"lang=" attribute



HTML 4.0

This is paraphrased from HTML 4.0 which was proposed, in working draft form, on July 8, 1997. Acceptance, at the time of this writing had not been addressed.

Note: "User agents (browsers) must not use the "lang=" attribute to determine text directionality.

The "lang=" attribute establishes the natural, spoken language for a page. The objective is to make the internet truly international, accepting all languages, characters and writing styles. The "lang=" attribute allows the setting of rules for search engines, speech synthesis, character sets (fonts or glyphs), quotation marks, hyphenation, ligatures, spacing and spell and grammar checking, based on the stipulated language code.

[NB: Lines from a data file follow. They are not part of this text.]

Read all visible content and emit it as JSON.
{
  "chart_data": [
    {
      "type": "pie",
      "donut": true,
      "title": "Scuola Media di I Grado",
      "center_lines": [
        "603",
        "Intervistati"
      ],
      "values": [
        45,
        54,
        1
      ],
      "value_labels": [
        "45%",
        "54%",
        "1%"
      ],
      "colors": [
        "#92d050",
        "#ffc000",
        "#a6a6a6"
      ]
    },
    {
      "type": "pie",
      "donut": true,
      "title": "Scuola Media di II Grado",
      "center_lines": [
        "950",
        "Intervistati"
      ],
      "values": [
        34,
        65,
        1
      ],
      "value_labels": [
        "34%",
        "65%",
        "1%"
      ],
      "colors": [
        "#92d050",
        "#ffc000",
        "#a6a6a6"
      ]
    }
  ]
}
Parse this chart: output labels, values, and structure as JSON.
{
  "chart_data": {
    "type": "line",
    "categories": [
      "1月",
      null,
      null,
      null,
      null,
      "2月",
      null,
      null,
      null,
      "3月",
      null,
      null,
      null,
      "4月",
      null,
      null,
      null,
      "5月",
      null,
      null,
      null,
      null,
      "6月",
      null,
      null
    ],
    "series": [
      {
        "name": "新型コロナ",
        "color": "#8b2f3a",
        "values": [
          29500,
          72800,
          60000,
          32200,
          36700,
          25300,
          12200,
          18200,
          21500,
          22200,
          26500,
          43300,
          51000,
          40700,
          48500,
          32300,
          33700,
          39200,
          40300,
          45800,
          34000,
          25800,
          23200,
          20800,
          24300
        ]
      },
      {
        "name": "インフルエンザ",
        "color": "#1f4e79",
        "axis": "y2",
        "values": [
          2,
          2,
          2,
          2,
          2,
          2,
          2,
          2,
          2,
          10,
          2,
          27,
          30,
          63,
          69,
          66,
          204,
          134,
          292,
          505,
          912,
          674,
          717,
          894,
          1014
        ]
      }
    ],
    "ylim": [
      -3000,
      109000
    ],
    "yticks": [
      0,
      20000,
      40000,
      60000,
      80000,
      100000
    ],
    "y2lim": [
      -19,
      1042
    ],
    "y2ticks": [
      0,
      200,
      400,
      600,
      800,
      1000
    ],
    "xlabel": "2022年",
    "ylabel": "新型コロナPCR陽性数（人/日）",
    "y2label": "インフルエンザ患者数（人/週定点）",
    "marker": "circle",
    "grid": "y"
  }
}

The argument to the "lang=" attribute is made up of two parts; a primary code and an optional subcode (separated by a "-" hyphen). The primary code is a two character language code.

i.e.<tag lang="en">
The subcode is "understood to be a (ISO 3166) country code". However, W3C also gives several examples:
<tag lang="en-US"> <tag lang="en-cockney"> <tag lang="i-cherokee">
They also propose a method of handling such "artificial languages" as Elfish and Klingon. For such languages they propose the primary code of "x"

The default state of "lang=" is the value "unknown". White space is not allowed in the argument and language-codes are not case-sensitive. The default language is "unknown".